On leur dit qu'ils ne veulent pas prendre leurs responsabilités. Ils répondent qu'ils n'ont pas à vivre sous la dictature des ambitions d'autrui.

La vérité est probablement quelque part entre les deux.

Reste que les exigences du monde moderne sont ahurissantes, et on comprend que certains abdiquent devant elles. D'autant que même ceux qui adoptent en apparence un mode de vie standardisé refusent à leur manière la société.

"Nous vivons avec l'illusion qu'il faut oublier les choses. Qu'il nous faut les oublier pour pouvoir vivre, parce que c'est trop, nos fardeaux sont trop difficiles à porter, alors il nous faut nous auto-lobotomiser, au moins partiellement, chimiquement ou peu importe comment…" fait dire Eggers à un de ses personnages.

Ceux-là, je vous l'expliquais au début, décident de claquer une masse de fric en le dispersant aux quatre coins du monde, le principe étant de ne jamais cesser de bouger, ce qui évite de penser. Et, vous l'aurez compris, toute ressemblance avec notre quotidien est fortuite…

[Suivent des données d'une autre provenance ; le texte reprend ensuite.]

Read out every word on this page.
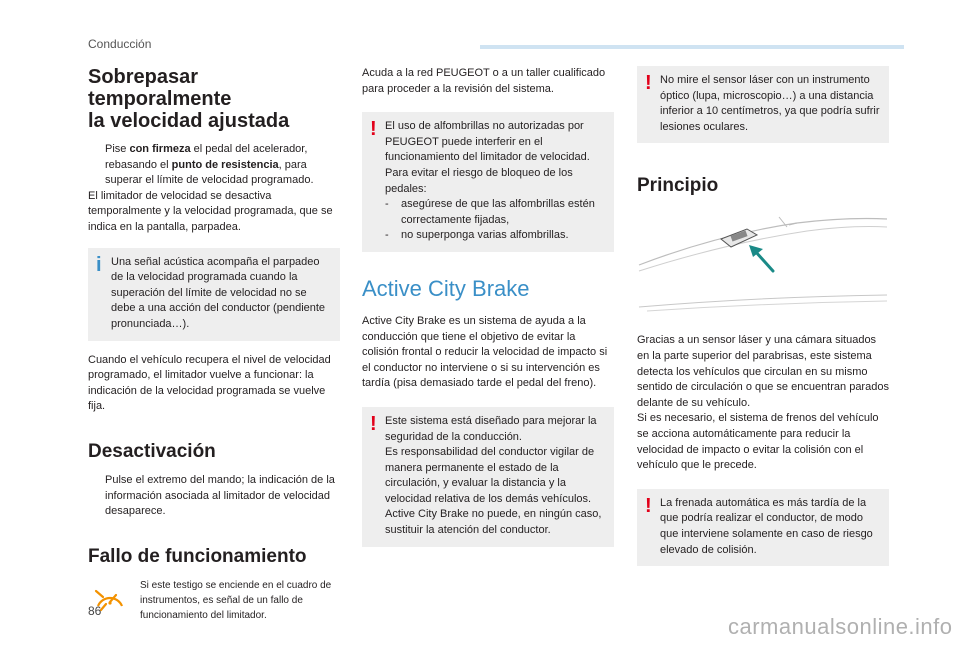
Conducción
Sobrepasar temporalmente
la velocidad ajustada
Pise con firmeza el pedal del acelerador, rebasando el punto de resistencia, para superar el límite de velocidad programado.

El limitador de velocidad se desactiva temporalmente y la velocidad programada, que se indica en la pantalla, parpadea.

i Una señal acústica acompaña el parpadeo de la velocidad programada cuando la superación del límite de velocidad no se debe a una acción del conductor (pendiente pronunciada…).

Cuando el vehículo recupera el nivel de velocidad programado, el limitador vuelve a funcionar: la indicación de la velocidad programada se vuelve fija.

Desactivación
Pulse el extremo del mando; la indicación de la información asociada al limitador de velocidad desaparece.
Fallo de funcionamiento
Si este testigo se enciende en el cuadro de instrumentos, es señal de un fallo de funcionamiento del limitador.

Acuda a la red PEUGEOT o a un taller cualificado para proceder a la revisión del sistema.

! El uso de alfombrillas no autorizadas por PEUGEOT puede interferir en el funcionamiento del limitador de velocidad.
Para evitar el riesgo de bloqueo de los pedales:
- asegúrese de que las alfombrillas estén correctamente fijadas,
- no superponga varias alfombrillas.
Active City Brake

Active City Brake es un sistema de ayuda a la conducción que tiene el objetivo de evitar la colisión frontal o reducir la velocidad de impacto si el conductor no interviene o si su intervención es tardía (pisa demasiado tarde el pedal del freno).

! Este sistema está diseñado para mejorar la seguridad de la conducción.
Es responsabilidad del conductor vigilar de manera permanente el estado de la circulación, y evaluar la distancia y la velocidad relativa de los demás vehículos.
Active City Brake no puede, en ningún caso, sustituir la atención del conductor.
! No mire el sensor láser con un instrumento óptico (lupa, microscopio…) a una distancia inferior a 10 centímetros, ya que podría sufrir lesiones oculares.
Principio

Gracias a un sensor láser y una cámara situados en la parte superior del parabrisas, este sistema detecta los vehículos que circulan en su mismo sentido de circulación o que se encuentran parados delante de su vehículo.

Si es necesario, el sistema de frenos del vehículo se acciona automáticamente para reducir la velocidad de impacto o evitar la colisión con el vehículo que le precede.

! La frenada automática es más tardía de la que podría realizar el conductor, de modo que interviene solamente en caso de riesgo elevado de colisión.
86
carmanualsonline.info
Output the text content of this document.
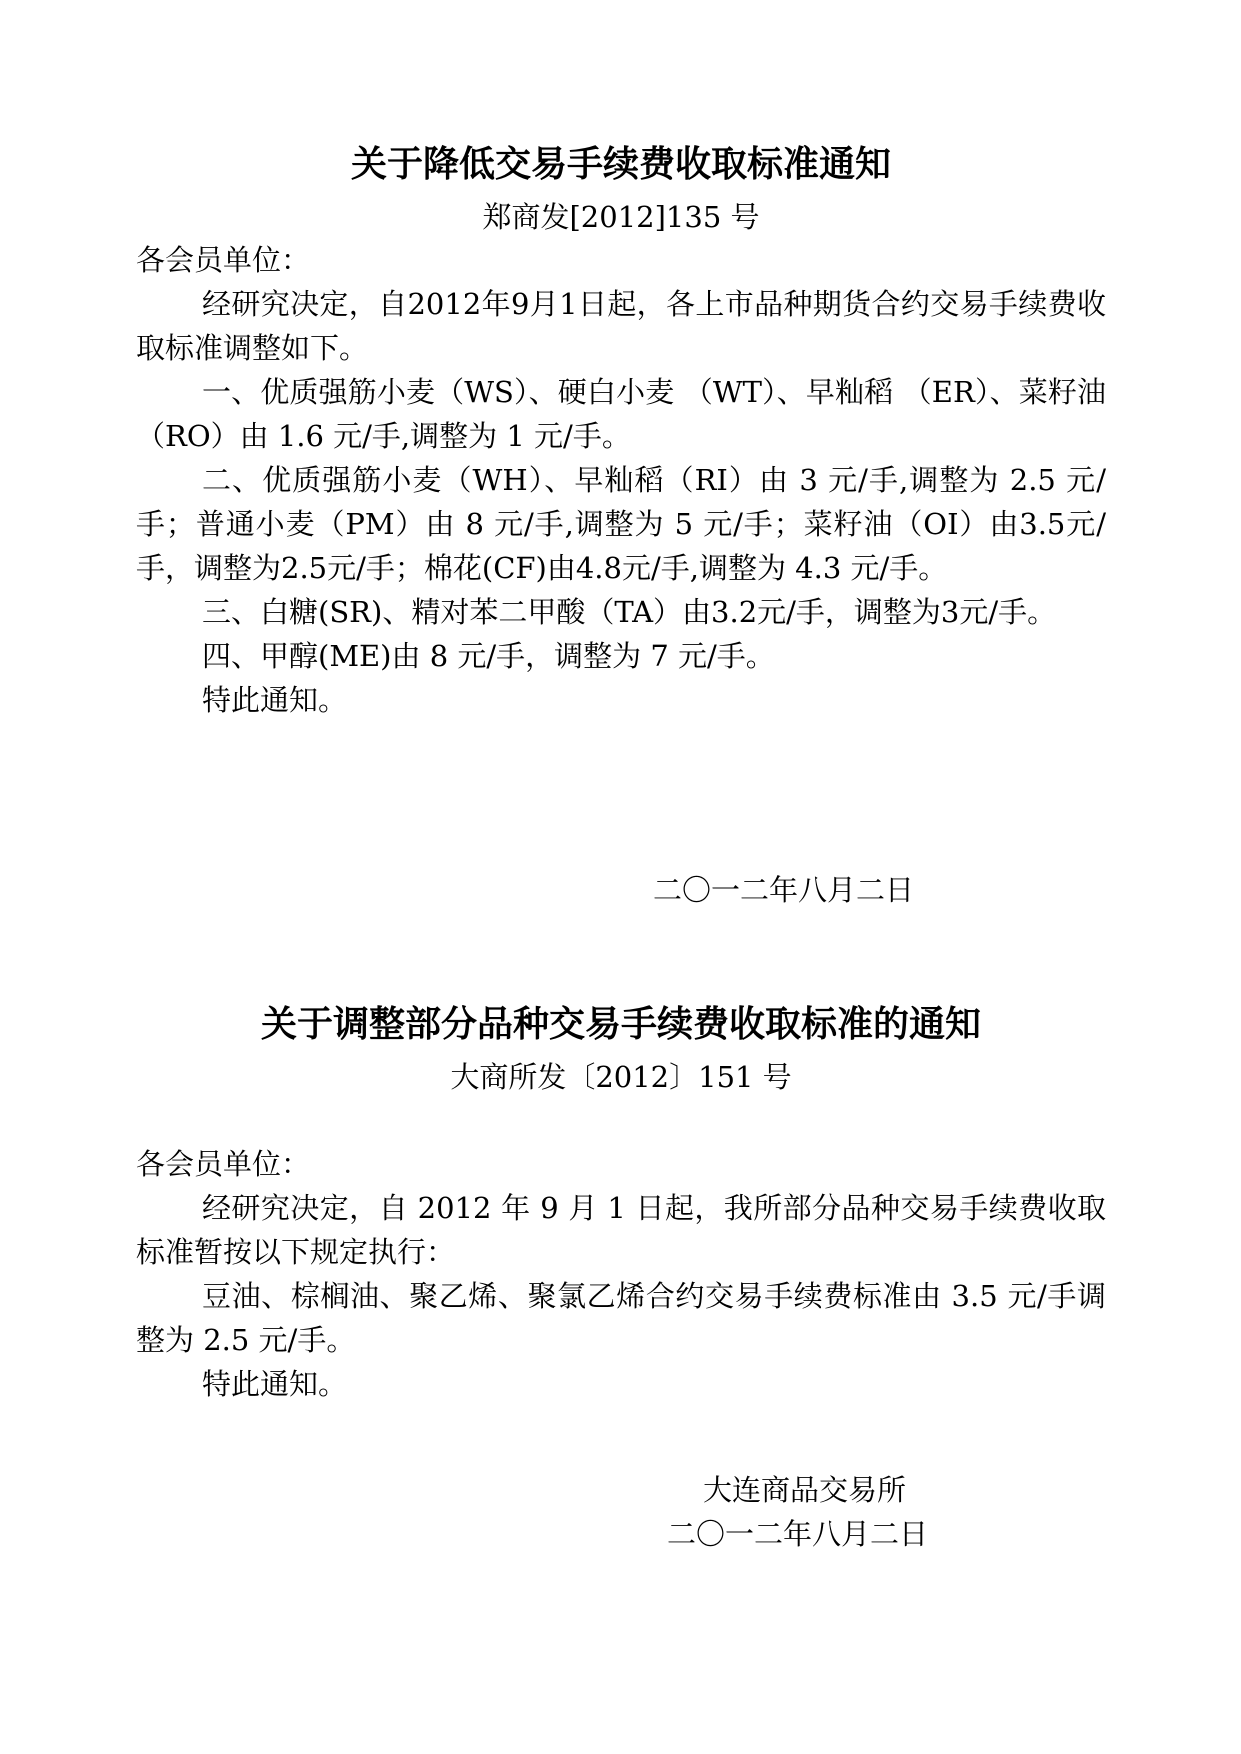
关于降低交易手续费收取标准通知

郑商发[2012]135 号

各会员单位：

经研究决定，自2012年9月1日起，各上市品种期货合约交易手续费收取标准调整如下。

一、优质强筋小麦（WS）、硬白小麦 （WT）、早籼稻 （ER）、菜籽油（RO）由 1.6 元/手,调整为 1 元/手。

二、优质强筋小麦（WH）、早籼稻（RI）由 3 元/手,调整为 2.5 元/手；普通小麦（PM）由 8 元/手,调整为 5 元/手；菜籽油（OI）由3.5元/手，调整为2.5元/手；棉花(CF)由4.8元/手,调整为 4.3 元/手。

三、白糖(SR)、精对苯二甲酸（TA）由3.2元/手，调整为3元/手。

四、甲醇(ME)由 8 元/手，调整为 7 元/手。

特此通知。

二〇一二年八月二日

关于调整部分品种交易手续费收取标准的通知

大商所发〔2012〕151 号

各会员单位：

经研究决定，自 2012 年 9 月 1 日起，我所部分品种交易手续费收取标准暂按以下规定执行：

豆油、棕榈油、聚乙烯、聚氯乙烯合约交易手续费标准由 3.5 元/手调整为 2.5 元/手。

特此通知。

大连商品交易所

二〇一二年八月二日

La lobotomie est organisée, elle est entrée dans la normalité, elle est une industrie qui se décline du pharmaceutique au divertissement de masse, quand elle n'est pas sous l'égide de l'État, en forme de loterie, d'alcool.

Est-ce si grave, docteur?

Oui et non. Tout dépend de notre capacité à ne pas vivre que dans la fuite, à réussir à cohabiter avec cette hostilité.

Une lectrice écrit à propos de la maternité: "Je suis certainement radicale, mais je ne peux pas jeter un nouveau-né dans ce monde perturbé, aliéné, qui n'a plus aucune valeur. Ce que je n'ai point moi-même, comment puis-je l'enseigner?"

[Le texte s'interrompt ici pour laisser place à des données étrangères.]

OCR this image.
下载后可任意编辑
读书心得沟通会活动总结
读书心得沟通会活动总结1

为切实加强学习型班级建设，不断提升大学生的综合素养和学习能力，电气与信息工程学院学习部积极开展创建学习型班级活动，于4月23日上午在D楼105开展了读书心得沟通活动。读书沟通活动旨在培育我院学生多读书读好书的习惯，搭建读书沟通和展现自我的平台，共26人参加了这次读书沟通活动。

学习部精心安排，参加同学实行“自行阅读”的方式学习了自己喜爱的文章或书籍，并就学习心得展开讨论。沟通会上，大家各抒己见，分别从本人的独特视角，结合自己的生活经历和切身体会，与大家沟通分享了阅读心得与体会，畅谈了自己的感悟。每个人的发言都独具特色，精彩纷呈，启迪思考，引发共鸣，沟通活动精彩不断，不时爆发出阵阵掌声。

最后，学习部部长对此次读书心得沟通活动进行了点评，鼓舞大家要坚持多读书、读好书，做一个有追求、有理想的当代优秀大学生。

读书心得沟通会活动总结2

D'abord, le simple fait d'avoir écrit ceci montre que vous avez des valeurs, cependant solubles dans la culture ambiante de consommation. Et après?

La vie n'a pas à être misérable. Suffit d'aborder le bonheur selon des termes qui ne sont pas ceux de la société, du commerce, sans non plus sombrer dans les clichés des fle-fleurs, des anges, et autres conneries nouvel-âgeuses.

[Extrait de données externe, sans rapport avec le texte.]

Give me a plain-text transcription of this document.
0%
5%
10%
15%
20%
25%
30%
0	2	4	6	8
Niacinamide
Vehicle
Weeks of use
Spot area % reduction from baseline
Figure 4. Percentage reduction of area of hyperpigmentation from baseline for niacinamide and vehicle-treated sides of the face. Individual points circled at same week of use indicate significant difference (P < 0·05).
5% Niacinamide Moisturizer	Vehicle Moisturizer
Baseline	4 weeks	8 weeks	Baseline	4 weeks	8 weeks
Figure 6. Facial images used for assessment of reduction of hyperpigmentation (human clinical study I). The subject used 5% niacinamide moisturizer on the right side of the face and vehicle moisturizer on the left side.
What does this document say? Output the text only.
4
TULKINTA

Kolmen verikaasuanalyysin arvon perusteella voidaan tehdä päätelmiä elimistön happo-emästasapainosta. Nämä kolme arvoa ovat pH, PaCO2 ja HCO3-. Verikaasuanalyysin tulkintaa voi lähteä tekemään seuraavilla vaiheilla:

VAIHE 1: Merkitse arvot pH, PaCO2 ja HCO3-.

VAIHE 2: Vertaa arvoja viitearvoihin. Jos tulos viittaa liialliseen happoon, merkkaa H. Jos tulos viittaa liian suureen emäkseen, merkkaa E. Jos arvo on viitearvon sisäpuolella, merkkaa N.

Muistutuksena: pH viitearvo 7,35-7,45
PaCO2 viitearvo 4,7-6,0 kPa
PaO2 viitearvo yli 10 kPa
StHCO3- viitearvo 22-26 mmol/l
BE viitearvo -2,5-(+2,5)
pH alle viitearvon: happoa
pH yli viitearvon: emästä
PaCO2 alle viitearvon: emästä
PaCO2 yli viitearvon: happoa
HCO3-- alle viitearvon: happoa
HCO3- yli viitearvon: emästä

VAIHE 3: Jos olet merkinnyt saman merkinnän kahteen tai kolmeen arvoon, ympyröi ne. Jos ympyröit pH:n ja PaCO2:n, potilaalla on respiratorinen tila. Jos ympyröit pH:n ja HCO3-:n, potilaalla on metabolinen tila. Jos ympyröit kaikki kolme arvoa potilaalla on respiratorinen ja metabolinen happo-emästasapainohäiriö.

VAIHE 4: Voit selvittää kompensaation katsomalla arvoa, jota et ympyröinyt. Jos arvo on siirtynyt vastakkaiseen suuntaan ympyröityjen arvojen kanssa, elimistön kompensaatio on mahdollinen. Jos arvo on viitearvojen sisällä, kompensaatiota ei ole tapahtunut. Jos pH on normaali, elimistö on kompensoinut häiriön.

Ce que vous pouvez enseigner à des enfants, à vos enfants si vous en avez un jour? La beauté des choses fragiles, un peu fêlées. L'indémodable satisfaction d'avoir fait de son mieux, d'avoir aimé convenablement. Que l'inutile est essentiel.

Mieux encore: que la vie n'a pas de service à la clientèle, que pour être heureux, il faut prendre le risque de ne pas l'être.

Cesser de bouger tout le temps, donc. Cesser de fuir. Parce que si le mouvement perpétuel nous préserve de la souffrance, il empêche aussi de saisir le bonheur quand il passe tout près.